Damen did not agree. His land, at the edge of the settled area, was particularly vulnerable. In February 1643, accounts written at the time say, Damen and two other members of the Twelve Men entertained the governor with conversation and wine and reminded him that the Indians had not complied with his demands to make reparations for recent attacks. "God having now delivered the enemy evidently into our hands, we beseech you to permit us to attack them," they wrote in Dutch, in a document that survives today.
DeVries tried to calm Governor Kieft: "You go to break the Indians' heads; it is our nation you are about to destroy." But the governor disagreed. It was time, he resolved, "to make the savages wipe their chops."

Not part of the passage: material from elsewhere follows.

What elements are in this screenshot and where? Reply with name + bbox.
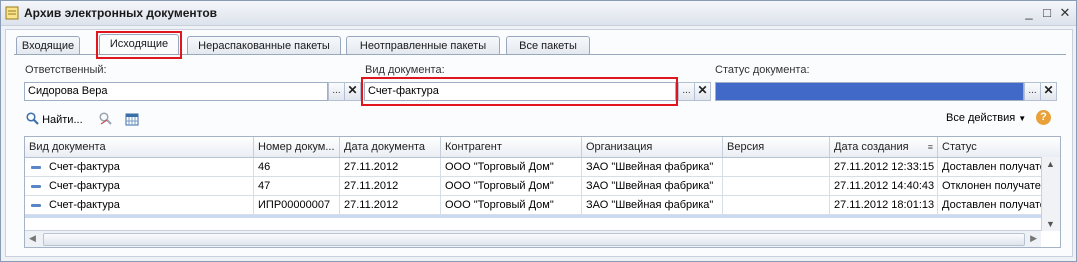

The assault, which took place about midnight on Feb. 25, 1643, in Jersey City, then called Pavonia, and at Corlears Hook, now part of the Lower East Side, was an extraordinarily gruesome affair. "Infants were torn from their mothers' breasts and hacked to pieces," DeVries relates in his journal. Others "came running to us from the country, having their hands cut off; some lost both arms and legs; some were supporting their entrails with their hands, while others were mangled in other horrid ways too horrid to be conceived." In all, more than 100 were killed.
The region's Indian tribes united against Governor Kieft and the colonists. Damen was nicknamed "the church warden with blood on his hands," and expelled from the local governing board. The governor was ultimately recalled by the Dutch. The colony, over two years of retaliatory attacks, sank to a desperate state."Almost every place is abandoned," a group of colonists wrote to authorities in Holland in late 1643. "We, wretched people, must skulk, with wives and children that still survive, in poverty together, in and around the fort at the Manahatas, where we are not safe even for an hour whilst the Indians daily threaten to overwhelm us."
Damen died about 1650. His heirs sold his property to two men: Oloff Stevensen Van Cortlandt, a brewer and one-time soldier in the Dutch West India militia, and Dirck Dey, a farmer and cattle brander. Their names were ultimately assigned to the streets at the trade center site. Damen's was lost to history
Note: The native American peoples in Manhattan were of the group, Lenape or Lenni-Lenape, later catagorized by the Europeans as Upper Delaware.